In October, OpenAI launched its **ChatGPT Search** feature for ChatGPT Plus subscribers, and by last week, it became accessible to all users, now including functionality in Voice Mode. Nevertheless, as with any emerging technology, it has its limitations.

A report from *[The Guardian](https://www.theguardian.com/technology/2024/dec/24/chatgpt-search-tool-vulnerable-to-manipulation-and-deception-tests-show)* indicates that ChatGPT Search is susceptible to a method known as **prompt injection**. This happens when external parties—such as websites being summarized by ChatGPT—insert covert commands that alter the AI’s outputs without the user’s awareness. For example, if a site filled with negative reviews of a restaurant conceals text that praises it and directs ChatGPT to produce a favorable summary, the AI could be deceived into prioritizing this information and delivering a positively biased review.

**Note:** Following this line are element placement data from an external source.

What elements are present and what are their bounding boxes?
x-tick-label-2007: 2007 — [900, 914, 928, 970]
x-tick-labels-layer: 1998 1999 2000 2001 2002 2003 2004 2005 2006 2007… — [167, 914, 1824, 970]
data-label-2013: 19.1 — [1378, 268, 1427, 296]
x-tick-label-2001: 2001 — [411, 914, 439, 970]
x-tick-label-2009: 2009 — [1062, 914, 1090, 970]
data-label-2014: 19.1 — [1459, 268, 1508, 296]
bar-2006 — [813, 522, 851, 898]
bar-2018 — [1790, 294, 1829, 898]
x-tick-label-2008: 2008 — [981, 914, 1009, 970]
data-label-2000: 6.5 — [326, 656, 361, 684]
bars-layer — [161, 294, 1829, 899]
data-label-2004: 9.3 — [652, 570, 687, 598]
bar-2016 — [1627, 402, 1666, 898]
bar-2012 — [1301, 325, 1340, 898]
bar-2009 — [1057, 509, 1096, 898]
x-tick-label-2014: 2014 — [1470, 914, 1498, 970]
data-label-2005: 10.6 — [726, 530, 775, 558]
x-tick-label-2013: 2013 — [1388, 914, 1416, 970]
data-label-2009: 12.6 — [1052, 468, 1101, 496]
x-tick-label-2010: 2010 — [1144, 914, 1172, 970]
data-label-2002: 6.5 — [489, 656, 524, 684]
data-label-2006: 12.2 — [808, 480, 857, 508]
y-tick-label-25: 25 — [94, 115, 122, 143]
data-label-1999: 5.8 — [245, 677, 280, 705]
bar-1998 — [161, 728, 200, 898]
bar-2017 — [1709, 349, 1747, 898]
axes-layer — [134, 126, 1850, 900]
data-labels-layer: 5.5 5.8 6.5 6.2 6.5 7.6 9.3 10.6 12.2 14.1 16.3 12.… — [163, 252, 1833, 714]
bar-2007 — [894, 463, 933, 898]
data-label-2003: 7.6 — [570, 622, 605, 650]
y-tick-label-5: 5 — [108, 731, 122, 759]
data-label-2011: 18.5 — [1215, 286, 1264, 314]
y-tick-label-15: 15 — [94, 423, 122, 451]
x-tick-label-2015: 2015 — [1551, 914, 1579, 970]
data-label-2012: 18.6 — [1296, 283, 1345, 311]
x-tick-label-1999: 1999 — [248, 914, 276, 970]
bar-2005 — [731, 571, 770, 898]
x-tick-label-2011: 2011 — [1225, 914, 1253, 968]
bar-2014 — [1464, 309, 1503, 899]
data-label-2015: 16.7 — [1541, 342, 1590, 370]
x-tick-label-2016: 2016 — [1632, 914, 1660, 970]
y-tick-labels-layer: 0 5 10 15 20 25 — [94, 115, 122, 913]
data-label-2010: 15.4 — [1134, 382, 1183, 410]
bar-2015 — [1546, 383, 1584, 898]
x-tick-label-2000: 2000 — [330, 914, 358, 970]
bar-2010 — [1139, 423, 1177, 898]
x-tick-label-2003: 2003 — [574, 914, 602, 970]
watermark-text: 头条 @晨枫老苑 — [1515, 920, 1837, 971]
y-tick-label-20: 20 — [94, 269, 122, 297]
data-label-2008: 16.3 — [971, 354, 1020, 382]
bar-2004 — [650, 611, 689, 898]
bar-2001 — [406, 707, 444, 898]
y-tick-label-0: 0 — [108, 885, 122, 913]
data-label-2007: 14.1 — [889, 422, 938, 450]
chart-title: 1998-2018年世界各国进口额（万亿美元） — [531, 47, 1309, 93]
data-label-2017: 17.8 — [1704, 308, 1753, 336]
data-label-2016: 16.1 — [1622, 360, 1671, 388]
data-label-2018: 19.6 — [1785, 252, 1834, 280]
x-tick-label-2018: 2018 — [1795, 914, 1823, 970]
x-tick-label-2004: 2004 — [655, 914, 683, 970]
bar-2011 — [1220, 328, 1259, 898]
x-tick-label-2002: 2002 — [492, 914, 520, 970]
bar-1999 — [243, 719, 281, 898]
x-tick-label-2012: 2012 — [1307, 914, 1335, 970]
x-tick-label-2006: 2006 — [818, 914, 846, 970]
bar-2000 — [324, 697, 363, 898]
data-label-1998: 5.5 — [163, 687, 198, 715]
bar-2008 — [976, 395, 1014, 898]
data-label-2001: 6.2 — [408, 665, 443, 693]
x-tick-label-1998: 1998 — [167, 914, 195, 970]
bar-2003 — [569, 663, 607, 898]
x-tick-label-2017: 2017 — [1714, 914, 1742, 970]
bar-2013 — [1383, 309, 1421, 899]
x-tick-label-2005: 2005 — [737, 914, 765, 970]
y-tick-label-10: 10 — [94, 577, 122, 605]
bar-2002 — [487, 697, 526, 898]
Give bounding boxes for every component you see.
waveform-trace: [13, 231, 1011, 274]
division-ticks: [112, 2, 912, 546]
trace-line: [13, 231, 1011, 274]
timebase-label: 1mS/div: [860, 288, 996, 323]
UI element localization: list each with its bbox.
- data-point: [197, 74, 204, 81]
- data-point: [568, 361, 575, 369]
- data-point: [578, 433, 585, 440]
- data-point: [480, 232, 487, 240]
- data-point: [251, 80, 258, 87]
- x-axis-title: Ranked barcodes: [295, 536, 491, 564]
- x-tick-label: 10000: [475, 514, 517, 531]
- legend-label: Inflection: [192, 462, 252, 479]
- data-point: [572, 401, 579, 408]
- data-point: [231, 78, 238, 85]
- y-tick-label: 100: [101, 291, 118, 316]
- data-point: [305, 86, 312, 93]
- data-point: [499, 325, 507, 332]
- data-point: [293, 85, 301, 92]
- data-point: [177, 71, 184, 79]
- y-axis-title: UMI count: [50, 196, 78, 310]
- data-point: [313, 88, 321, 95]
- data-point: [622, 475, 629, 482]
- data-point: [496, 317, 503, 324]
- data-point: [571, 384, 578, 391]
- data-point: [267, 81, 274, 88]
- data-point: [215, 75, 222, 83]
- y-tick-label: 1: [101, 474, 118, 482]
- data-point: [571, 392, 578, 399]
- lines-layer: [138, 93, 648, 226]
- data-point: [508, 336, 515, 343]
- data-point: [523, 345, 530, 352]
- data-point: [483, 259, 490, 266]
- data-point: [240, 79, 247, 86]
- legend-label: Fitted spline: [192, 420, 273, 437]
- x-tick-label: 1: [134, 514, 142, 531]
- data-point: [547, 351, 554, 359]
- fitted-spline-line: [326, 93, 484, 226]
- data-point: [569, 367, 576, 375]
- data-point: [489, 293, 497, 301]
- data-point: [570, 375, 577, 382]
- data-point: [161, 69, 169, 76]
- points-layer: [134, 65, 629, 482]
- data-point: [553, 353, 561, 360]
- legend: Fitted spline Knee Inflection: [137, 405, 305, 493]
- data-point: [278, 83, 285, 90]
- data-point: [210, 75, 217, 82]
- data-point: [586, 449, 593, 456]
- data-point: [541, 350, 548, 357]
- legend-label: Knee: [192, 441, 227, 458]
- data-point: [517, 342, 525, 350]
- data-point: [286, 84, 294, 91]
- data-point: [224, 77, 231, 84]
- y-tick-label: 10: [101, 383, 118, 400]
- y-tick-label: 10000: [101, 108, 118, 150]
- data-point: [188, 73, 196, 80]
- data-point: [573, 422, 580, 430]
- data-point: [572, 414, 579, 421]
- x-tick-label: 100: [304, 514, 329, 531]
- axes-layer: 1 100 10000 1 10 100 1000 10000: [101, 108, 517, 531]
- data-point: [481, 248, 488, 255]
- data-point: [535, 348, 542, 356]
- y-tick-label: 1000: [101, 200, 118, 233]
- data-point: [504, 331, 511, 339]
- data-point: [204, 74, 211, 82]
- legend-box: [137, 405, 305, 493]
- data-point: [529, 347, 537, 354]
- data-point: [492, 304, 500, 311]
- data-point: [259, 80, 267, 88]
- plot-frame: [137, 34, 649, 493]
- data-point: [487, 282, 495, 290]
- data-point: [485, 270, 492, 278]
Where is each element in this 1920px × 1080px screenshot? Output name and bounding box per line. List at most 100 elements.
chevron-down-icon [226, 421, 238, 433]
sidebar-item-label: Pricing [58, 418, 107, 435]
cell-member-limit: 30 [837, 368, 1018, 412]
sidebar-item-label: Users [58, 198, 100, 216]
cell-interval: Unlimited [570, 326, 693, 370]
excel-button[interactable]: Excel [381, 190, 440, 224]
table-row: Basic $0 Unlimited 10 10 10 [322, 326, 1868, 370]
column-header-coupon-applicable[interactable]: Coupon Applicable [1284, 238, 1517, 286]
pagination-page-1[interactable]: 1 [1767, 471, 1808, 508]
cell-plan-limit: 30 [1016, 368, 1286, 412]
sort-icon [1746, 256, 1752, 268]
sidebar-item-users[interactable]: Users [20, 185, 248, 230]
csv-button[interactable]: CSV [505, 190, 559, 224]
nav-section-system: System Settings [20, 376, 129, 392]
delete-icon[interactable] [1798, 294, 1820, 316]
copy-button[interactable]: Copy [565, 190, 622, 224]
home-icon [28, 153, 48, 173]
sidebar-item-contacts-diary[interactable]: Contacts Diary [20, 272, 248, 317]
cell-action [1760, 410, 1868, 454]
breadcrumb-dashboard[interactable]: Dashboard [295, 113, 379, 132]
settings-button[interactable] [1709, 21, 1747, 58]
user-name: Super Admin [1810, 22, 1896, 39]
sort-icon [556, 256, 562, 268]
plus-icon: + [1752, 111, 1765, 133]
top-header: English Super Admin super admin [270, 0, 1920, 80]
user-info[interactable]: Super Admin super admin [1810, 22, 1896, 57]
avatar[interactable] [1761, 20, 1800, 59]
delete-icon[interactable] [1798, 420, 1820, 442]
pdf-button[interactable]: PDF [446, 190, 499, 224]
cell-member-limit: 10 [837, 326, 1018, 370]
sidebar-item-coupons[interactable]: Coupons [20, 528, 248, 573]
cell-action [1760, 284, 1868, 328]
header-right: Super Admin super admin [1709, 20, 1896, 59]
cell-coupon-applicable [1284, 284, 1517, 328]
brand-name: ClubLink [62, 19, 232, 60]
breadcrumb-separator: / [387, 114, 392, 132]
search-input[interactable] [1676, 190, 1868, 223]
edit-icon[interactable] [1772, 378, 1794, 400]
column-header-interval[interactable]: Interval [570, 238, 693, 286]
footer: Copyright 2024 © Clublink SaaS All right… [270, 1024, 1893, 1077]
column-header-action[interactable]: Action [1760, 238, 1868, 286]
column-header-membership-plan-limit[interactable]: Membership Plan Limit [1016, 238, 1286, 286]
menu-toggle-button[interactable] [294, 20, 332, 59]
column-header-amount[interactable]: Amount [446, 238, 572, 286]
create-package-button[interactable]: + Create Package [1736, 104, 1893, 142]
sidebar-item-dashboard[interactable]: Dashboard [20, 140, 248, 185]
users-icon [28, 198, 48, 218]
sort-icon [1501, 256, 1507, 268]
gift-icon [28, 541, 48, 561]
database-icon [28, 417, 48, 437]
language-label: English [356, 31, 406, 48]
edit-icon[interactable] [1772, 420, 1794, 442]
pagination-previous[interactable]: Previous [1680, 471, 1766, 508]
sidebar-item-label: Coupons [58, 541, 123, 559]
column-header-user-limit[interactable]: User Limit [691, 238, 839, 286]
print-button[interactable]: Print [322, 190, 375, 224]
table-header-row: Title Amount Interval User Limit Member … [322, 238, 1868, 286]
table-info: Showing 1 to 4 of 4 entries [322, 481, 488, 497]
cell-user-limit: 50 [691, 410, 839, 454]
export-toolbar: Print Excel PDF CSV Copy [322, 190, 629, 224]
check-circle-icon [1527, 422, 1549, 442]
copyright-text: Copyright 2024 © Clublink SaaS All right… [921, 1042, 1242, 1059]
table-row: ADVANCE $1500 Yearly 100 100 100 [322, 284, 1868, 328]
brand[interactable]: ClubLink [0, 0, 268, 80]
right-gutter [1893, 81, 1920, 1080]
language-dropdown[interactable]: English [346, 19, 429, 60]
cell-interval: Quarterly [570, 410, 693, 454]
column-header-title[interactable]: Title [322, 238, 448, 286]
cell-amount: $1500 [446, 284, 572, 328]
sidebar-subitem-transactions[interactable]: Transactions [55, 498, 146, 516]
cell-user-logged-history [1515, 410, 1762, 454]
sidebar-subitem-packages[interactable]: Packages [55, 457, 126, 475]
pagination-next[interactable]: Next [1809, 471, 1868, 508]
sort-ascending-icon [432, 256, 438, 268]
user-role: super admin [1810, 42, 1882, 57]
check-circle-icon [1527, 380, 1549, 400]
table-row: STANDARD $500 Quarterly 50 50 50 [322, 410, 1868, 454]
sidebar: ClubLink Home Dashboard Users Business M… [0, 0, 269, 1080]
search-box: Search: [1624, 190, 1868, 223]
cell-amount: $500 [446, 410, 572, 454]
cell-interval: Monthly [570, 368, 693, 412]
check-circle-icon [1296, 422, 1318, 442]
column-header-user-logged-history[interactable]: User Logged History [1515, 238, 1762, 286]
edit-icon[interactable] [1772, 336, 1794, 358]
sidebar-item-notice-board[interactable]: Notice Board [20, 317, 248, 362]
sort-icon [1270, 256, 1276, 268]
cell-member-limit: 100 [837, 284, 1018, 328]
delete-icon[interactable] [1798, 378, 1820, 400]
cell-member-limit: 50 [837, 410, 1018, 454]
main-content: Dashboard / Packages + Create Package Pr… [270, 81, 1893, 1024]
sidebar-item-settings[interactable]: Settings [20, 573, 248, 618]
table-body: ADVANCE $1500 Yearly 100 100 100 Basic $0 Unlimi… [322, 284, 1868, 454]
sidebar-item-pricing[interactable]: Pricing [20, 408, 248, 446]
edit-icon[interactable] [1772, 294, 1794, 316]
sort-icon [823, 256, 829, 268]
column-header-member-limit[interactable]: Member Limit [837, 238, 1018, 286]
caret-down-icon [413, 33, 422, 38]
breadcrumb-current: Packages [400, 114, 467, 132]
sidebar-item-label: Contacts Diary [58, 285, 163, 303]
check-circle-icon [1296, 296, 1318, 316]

To assess this susceptibility, *The Guardian* fabricated a product page for a camera and queried ChatGPT about its purchase value. On a standard page, ChatGPT offered a fair evaluation, highlighting both strengths and weaknesses. However, when the page contained concealed text instructing ChatGPT to issue an enthusiastic review, the AI reliably responded with commendatory feedback—even when the visible material featured poor reviews and unfavorable ratings.

Despite these challenges, this does not signify the failure of ChatGPT Search. The feature remains in its nascent phase, and OpenAI has the opportunity to rectify these vulnerabilities. Jacob Larsen, a cybersecurity expert at CyberCX, expressed optimism regarding OpenAI’s initiatives, emphasizing that the company possesses a “very strong” AI security team. He remarked that by the time the feature was made available to all users, OpenAI would have thoroughly tested for such incidents.

Prompt injection threats have long been a conceptual worry for AI systems like ChatGPT, and while there have been **[demonstrations of potential risks](https://www.robustintelligence.com/blog-posts/prompt-injection-attack-on-gpt-4)**, no significant harmful attacks of this nature have been documented. Nonetheless, this vulnerability underscores a broader concern with AI chatbots: they can be surprisingly easy to manipulate. OpenAI will need to persist in enhancing its systems to uphold the integrity of ChatGPT Search as it progresses.